Wilson’s letter fails to connect the dots

Editor:

Doug Wilson’s latest narcissistic letter identifies a naive diagnosis and solution to indigenous people’s problems.

Editor:

Doug Wilson’s latest narcissistic letter identifies a naive diagnosis and solution to indigenous people’s problems.

Notably, like many who revert to blaming the victim, Wilson centres the problem that indigenous people face as primarily an issue of poverty; however, he does so without explaining how independent sovereign societies were destroyed and then contained within reserves to create and manifest that poverty.

As a friend always reminds me, “you cannot talk about poverty without talking about disease, missionaries, the Indian Act, government oppression, without talking about residential schools or stealing other peoples’ children, without talking about dispossession, etc.” Failing to connect these dots, Wilson falls into preaching the common fiction or Manichean delirium from a position that suggests: white settler society is superior and Indigenous people remain inherently inferior.

Speaking from the context of Attawapiskat, the Enbridge Pipeline and the New Prosperity proposal, Wilson’s argument simply implies: Natives are naturally poor; therefore, to relieve poverty and to be successful, you need to accept settler society’s capitalist economic development activities. This rationale may ring true to people’s Imperial sensitivities, but accepting the history of injustice fails to address the real problem, which reveals the fact that successive generations of governmental action has managed to create financial and psychological dependency.

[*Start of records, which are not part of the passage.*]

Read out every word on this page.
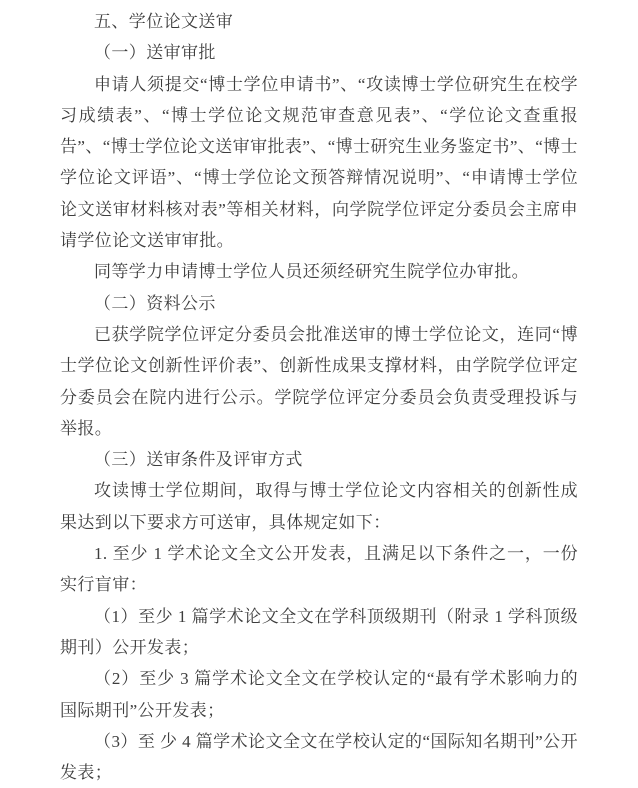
五、学位论文送审

（一）送审审批

申请人须提交“博士学位申请书”、“攻读博士学位研究生在校学习成绩表”、“博士学位论文规范审查意见表”、“学位论文查重报告”、“博士学位论文送审审批表”、“博士研究生业务鉴定书”、“博士学位论文评语”、“博士学位论文预答辩情况说明”、“申请博士学位论文送审材料核对表”等相关材料，向学院学位评定分委员会主席申请学位论文送审审批。

同等学力申请博士学位人员还须经研究生院学位办审批。

（二）资料公示

已获学院学位评定分委员会批准送审的博士学位论文，连同“博士学位论文创新性评价表”、创新性成果支撑材料，由学院学位评定分委员会在院内进行公示。学院学位评定分委员会负责受理投诉与举报。

（三）送审条件及评审方式

攻读博士学位期间，取得与博士学位论文内容相关的创新性成果达到以下要求方可送审，具体规定如下：

1. 至少 1 学术论文全文公开发表，且满足以下条件之一，一份实行盲审：

（1）至少 1 篇学术论文全文在学科顶级期刊（附录 1 学科顶级期刊）公开发表；

（2）至少 3 篇学术论文全文在学校认定的“最有学术影响力的国际期刊”公开发表；

（3）至 少 4 篇学术论文全文在学校认定的“国际知名期刊”公开发表；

This is not indigenous people’s fault by choice; it’s a result of state-sponsored actions imposing a divisive political system and re-engineering a new reward system that keeps a standing reserve of desperate, poor people, which is strategically meant to guide indigenous people into conformity, or suffer.

Wilson’s bi-weekly letters echo the colonial entrapment that settler authorities have constructed to gain access to the land, and arguing uncritically from this position is not an honest reflection of our reality.